Some surfaces do not maintain fingerprints well—prints on certain types of plastics will disappear in about four days, where a similar print on glass will remain for months. Porous surfaces such as paper and wood absorb some of the oils and are excellent matrices for locking the print into place. But some materials actually allow the print structure to change as the ridges decrease in height, but increase in width, while the space between the ridges increases. In essence, the print spreads laterally, migrating outward, covering up to 140% of the original surface in just over a week. However, given sufficient time—up to eight weeks—the print will contract, eventually only taking up 69% of the original size.

How does this kind of migration affect a print in a criminal investigation?
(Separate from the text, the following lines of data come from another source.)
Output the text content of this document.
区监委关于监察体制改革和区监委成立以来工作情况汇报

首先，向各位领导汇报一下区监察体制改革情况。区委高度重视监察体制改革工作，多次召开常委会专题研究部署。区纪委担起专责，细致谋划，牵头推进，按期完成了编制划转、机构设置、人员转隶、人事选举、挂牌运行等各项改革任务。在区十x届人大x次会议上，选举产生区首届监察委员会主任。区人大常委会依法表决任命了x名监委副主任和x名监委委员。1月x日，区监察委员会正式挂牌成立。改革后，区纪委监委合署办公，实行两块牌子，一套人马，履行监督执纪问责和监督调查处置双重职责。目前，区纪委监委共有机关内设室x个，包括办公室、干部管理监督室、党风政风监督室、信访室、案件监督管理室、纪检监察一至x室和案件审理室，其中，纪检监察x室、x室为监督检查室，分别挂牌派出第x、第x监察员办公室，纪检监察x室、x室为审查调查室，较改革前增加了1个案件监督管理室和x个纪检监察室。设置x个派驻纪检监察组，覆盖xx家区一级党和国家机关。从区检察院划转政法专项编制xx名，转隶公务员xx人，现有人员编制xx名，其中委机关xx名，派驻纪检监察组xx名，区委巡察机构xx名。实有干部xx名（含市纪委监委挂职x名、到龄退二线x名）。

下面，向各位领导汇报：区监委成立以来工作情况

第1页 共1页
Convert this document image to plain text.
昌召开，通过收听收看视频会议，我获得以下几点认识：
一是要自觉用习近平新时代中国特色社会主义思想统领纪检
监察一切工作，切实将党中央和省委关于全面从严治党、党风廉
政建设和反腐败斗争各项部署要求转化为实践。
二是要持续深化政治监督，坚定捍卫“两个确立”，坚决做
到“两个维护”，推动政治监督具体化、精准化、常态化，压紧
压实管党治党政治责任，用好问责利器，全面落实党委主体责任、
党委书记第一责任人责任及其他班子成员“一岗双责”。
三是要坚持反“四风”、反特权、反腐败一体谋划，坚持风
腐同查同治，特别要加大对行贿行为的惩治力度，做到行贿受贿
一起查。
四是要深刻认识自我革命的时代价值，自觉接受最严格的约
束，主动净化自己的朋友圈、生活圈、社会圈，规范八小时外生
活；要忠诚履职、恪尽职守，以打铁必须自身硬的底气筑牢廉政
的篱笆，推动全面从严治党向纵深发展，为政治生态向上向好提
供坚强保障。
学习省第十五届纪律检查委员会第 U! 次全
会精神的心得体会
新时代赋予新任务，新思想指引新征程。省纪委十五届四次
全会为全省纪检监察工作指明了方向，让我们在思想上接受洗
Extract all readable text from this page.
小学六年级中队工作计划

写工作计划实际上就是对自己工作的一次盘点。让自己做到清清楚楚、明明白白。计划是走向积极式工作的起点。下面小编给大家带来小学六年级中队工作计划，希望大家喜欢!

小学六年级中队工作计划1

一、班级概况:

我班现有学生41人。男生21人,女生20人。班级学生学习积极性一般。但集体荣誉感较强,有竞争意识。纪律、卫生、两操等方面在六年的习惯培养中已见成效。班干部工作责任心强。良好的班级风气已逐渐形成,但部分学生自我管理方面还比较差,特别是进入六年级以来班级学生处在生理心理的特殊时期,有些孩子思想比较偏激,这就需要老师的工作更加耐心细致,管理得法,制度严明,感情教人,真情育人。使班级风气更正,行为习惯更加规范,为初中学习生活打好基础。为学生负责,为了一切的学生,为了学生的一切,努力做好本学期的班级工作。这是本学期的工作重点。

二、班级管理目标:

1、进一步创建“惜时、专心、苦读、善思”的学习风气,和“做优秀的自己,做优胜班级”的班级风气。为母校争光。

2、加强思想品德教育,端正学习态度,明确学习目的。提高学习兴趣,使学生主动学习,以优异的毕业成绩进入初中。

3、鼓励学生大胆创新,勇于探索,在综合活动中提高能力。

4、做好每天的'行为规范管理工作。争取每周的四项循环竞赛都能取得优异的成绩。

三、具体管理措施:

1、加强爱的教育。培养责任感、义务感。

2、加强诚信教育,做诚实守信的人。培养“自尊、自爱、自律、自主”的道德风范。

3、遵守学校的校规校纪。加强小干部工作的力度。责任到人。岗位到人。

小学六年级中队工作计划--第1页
The authors suggest that this kind of print expansion and contraction could be responsible for a number of the print mismatches that still occur today. They also suggest that if a timetable of migration could be determined, digitized prints could be reverse-aged back to their original structure, which would allow for direct comparison to fresh suspect prints. The authors have suggested this technique would be particularly useful on new polymer banknotes which are already proving a challenge for traditional fingerprinting methods. This technique could prove to be beneficial as it could help investigators overcome a significant problem with fingerprints—a timeline. The presence of a print linked to an individual is a crucial piece of information. But knowing when that print was deposited—yesterday, last week, or last month—could be the difference between a suspect who was in the room at the time of a murder, or a week before, when the victim was still hale and healthy.